Caminhando ao redor do lago do parque Ibirapuera, na zona sul de São Paulo, um casal avistou no horizonte uma cena incomum no sábado passado. Camisetas, toalhas, saias e calças balançavam conforme o vento em um varal esticado entre dois eucaliptos sobre o córrego do Sapateiro. A enfermeira Cristina Cavalcanti, 27, disse ao marido: "Os mendigos colocaram as roupas para secar. Será que a segurança não viu?".

 

Ao se aproximarem, notaram algo "fora da realidade". O varal, que está a dez metros do chão e tem 60 metros de comprimento, é uma obra de arte.

 

"É diferente, uma coisa para chamar a atenção, mas não acho que seja arte", opina o militar Valter Rufino, 27, marido de Cristina.

 

De autoria do pernambucano Lourival Batista, "Varal" é uma intervenção urbana e integra a exposição "Paradoxos Brasil", em cartaz no Itaú Cultural (av. Paulista, 149, SP, tel. 0/xx/11/2168-1776). A mostra tem como objetivo apresentar a produção recente das artes visuais no país.

 

"A questão da cidade é um traço forte na produção contemporânea. É uma questão preeminente, uma condição que está se depurando", diz a curadora Cristiana Tejo, integrante da comissão que selecionou Batista. Cristiana lembra ainda que "a barreira física das galerias e das instituições não existe mais, e os artistas passaram a se apropriar de outros espaços".

 

No começo da tarde de anteontem, sentados próximos ao varal, dois alunos do curso de artes plásticas da Faap desenhavam a paisagem com lápis de cor e giz. Entre um traço e outro, eram interrompidos por curiosos. "Acho que as pessoas se sentem longe da arte, precisam saber nossa opinião [de artista], mas qualquer um sabe dizer se gosta ou não.

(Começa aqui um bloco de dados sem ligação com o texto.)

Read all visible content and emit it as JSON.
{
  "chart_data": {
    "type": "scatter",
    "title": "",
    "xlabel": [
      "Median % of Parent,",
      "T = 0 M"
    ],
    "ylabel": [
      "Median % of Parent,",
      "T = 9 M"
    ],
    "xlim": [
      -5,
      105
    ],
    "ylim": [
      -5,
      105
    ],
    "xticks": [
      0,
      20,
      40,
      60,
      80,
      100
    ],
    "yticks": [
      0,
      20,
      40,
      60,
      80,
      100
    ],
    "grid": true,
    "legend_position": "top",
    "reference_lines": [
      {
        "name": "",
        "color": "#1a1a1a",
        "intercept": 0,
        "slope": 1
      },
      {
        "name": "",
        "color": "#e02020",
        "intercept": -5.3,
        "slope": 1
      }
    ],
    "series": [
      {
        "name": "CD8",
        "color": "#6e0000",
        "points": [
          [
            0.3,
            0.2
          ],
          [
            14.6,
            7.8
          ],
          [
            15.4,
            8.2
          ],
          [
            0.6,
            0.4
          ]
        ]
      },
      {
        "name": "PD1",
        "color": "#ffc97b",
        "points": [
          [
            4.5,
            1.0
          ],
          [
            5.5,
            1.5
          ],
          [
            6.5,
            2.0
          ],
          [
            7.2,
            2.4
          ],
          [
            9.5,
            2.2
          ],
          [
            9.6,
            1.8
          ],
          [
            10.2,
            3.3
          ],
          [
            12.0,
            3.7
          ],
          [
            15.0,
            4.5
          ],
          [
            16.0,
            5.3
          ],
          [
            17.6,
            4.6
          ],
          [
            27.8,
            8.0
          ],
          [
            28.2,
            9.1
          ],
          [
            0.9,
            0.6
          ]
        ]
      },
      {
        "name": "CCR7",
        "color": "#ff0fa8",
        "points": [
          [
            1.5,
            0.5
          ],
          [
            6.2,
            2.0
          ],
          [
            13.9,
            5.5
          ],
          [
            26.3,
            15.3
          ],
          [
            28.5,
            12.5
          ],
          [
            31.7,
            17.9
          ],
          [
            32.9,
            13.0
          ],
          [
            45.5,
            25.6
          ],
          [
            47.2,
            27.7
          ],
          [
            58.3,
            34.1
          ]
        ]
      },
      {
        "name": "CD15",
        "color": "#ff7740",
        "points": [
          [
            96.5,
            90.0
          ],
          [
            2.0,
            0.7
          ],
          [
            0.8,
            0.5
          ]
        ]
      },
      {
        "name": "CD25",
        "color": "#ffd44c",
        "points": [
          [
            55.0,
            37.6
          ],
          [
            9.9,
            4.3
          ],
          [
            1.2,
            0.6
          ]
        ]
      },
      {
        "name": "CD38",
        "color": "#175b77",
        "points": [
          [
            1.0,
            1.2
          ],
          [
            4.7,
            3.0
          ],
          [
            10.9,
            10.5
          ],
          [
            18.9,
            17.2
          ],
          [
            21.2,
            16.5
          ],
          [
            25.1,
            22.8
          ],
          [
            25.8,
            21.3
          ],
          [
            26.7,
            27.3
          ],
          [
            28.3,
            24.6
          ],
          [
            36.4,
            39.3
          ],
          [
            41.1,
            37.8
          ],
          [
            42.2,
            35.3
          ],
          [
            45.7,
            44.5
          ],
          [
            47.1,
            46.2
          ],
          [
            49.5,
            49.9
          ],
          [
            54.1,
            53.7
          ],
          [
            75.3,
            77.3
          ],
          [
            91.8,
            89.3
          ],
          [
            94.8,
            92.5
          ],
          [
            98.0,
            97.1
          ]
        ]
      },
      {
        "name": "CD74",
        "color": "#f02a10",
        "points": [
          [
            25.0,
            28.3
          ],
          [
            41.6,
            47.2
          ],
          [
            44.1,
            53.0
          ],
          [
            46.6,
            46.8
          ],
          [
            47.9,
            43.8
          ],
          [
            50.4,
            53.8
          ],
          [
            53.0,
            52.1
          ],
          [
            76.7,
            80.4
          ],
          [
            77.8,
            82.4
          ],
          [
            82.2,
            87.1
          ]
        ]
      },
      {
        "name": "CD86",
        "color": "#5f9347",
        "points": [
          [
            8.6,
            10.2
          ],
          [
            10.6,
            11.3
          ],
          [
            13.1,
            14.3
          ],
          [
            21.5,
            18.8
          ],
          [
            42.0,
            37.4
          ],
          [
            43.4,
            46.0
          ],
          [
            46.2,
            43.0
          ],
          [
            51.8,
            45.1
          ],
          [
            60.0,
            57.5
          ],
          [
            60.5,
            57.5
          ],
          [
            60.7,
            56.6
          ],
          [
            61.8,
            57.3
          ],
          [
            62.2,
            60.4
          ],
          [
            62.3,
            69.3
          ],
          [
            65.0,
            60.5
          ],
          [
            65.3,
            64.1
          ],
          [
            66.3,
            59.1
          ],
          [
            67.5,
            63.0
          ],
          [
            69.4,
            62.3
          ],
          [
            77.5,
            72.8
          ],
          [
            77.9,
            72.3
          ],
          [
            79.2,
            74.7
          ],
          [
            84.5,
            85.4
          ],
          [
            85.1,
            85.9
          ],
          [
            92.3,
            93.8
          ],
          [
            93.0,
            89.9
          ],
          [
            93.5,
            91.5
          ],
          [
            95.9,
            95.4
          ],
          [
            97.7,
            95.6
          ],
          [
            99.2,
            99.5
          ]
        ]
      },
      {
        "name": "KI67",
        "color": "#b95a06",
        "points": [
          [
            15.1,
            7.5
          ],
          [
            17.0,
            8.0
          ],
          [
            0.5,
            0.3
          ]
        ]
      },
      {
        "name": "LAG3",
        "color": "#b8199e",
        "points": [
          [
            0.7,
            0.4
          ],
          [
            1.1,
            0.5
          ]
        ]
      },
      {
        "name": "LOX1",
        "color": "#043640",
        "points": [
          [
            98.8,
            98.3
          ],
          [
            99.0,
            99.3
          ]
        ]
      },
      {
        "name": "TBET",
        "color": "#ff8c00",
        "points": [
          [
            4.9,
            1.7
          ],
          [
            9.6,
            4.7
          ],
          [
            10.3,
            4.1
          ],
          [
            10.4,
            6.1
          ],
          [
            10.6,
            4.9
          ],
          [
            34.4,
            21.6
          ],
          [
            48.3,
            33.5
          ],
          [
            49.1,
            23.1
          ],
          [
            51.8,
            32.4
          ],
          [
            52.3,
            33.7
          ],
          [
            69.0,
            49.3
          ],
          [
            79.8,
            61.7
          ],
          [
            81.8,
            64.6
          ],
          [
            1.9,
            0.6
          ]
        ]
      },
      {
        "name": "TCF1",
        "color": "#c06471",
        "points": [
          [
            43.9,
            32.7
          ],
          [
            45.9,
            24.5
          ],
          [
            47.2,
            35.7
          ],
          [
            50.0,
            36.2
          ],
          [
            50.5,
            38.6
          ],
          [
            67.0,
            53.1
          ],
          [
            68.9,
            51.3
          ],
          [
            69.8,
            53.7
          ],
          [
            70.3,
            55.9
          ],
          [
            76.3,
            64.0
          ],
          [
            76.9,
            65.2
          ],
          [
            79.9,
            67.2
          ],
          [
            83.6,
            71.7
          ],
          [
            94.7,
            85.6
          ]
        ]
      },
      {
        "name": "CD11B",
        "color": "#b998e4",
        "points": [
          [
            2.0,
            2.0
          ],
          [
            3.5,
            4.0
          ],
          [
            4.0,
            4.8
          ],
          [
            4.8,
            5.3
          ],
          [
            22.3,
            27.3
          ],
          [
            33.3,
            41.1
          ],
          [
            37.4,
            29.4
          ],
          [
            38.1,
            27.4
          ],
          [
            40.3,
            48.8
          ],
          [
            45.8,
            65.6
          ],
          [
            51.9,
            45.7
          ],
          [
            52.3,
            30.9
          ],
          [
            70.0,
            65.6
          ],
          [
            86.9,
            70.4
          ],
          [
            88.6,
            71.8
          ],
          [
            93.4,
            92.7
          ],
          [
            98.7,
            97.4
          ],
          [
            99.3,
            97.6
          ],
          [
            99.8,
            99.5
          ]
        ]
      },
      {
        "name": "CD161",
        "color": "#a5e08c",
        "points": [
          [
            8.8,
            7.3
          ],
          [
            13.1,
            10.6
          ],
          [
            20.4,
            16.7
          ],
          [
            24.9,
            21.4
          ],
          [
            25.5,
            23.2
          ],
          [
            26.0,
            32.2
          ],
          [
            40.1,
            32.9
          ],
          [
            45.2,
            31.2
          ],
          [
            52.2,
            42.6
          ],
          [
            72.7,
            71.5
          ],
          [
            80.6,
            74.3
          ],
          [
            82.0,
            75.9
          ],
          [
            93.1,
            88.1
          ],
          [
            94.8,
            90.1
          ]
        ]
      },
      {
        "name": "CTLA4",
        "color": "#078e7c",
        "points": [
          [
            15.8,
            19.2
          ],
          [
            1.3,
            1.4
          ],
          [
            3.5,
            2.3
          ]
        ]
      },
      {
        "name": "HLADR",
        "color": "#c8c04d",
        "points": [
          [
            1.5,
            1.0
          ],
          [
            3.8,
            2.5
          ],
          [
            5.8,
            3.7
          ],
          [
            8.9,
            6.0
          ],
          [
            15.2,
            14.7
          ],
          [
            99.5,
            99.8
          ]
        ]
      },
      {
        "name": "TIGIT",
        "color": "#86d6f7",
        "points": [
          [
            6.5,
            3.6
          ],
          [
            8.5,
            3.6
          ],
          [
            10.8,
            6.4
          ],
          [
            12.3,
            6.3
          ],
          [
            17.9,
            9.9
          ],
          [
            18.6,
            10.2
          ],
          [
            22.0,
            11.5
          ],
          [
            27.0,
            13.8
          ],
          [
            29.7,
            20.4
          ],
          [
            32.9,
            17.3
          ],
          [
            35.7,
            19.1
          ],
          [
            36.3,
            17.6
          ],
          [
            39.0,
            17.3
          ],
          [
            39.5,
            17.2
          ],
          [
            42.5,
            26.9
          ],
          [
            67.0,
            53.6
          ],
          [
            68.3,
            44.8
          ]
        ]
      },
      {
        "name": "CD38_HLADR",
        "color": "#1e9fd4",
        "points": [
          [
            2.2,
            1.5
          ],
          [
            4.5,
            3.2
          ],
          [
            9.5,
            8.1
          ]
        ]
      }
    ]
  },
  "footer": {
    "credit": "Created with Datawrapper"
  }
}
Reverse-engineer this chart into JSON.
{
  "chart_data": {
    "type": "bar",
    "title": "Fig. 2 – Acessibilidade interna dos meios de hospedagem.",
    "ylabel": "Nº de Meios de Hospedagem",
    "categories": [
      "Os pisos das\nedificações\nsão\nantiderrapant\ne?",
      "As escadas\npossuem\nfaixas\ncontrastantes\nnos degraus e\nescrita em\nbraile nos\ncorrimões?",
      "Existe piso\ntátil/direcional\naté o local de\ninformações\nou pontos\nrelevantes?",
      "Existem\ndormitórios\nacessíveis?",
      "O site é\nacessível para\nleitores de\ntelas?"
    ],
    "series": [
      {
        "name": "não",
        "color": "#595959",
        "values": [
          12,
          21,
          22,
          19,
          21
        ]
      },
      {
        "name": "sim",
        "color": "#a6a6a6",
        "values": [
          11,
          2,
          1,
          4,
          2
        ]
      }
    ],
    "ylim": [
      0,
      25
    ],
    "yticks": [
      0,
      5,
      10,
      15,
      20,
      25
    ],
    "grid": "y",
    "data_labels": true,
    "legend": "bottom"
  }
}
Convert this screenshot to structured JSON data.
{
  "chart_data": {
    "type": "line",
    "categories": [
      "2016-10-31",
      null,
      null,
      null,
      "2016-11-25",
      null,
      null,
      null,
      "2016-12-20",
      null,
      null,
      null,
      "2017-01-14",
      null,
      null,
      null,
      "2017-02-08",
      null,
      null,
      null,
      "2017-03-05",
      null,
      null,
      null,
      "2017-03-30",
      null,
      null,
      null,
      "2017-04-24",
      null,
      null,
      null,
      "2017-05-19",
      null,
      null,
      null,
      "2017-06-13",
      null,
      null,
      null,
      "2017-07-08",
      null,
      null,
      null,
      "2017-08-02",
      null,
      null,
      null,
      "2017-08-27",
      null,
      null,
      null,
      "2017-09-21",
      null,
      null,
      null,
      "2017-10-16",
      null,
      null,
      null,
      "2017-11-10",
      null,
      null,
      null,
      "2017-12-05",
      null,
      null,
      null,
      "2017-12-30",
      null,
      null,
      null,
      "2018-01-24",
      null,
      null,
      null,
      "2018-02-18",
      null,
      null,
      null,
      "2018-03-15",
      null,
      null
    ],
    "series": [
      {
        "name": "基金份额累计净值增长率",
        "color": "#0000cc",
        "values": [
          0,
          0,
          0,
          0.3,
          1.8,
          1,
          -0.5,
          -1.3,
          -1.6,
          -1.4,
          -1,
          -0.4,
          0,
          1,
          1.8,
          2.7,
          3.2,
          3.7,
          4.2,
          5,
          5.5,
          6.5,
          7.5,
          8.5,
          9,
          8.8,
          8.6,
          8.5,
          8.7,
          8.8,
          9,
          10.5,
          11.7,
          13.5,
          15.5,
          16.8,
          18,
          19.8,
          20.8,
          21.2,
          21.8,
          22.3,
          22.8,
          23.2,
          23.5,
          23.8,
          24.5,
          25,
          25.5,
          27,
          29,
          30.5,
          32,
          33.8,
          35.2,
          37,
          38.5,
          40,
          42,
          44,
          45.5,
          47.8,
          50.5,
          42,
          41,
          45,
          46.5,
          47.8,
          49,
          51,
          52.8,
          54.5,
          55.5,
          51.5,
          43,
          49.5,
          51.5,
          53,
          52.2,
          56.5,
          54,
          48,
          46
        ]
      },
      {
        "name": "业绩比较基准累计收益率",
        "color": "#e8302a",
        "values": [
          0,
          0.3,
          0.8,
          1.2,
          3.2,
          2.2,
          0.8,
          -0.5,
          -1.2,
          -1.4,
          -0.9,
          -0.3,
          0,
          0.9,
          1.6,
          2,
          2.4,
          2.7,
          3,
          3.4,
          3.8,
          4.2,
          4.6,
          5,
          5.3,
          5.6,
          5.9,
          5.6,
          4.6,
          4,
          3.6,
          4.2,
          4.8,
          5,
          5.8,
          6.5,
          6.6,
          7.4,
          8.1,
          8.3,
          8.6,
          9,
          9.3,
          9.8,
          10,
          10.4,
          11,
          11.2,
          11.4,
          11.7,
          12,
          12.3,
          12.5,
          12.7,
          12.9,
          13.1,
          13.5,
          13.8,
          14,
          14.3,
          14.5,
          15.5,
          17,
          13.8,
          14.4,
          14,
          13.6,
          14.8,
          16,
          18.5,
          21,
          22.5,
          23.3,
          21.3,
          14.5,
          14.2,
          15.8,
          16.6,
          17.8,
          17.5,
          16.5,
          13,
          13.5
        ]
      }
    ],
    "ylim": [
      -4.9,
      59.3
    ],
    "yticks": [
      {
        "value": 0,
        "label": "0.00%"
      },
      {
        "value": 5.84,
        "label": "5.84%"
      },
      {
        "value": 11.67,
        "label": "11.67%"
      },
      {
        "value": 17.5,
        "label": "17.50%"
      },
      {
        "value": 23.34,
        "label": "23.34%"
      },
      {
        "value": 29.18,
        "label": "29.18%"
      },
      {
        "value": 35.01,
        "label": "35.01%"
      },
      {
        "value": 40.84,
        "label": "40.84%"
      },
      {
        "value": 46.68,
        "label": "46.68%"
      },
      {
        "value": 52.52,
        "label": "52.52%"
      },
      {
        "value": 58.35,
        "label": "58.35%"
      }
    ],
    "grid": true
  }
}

Todo o mundo tem um olhar", teorizou Henrique César de Oliveira, 18. "Para mim, o varal causa um estranhamento e é por isso que gosto dele. Acho lindo."

 

Inspiração

 

"Morava em Olinda e passava diante dos varais que os moradores da comunidade de Santo Amaro, uma favela que margeia a avenida Agamenon Magalhães, em Recife, armavam entre as árvores. Era uma coisa funcional e também uma intervenção urbana", conta Lourival Batista, 30, ex-estudante de engenharia química, filosofia, direito e arqueologia.

 

A partir dessa observação, ele começou a pensar em filmar ou fotografar a "intervenção" já existente, até que decidiu esticar seu primeiro varal em Recife em 2003. Com 230 metros, ele cruzava o rio Capibaribe. Depois, Batista repetiu o trabalho em Olinda, no Paço Imperial, no Rio, e na ilha francesa Porquerolles, no ano passado.

 

"A idéia inicial é que vai ficar feio. Nos condomínios, por exemplo, não costumam deixar que se façam varais fora porque aparenta um certo desleixo. Para mim, um varal expõe a intimidade e provoca beleza, mas as pessoas não vêem assim."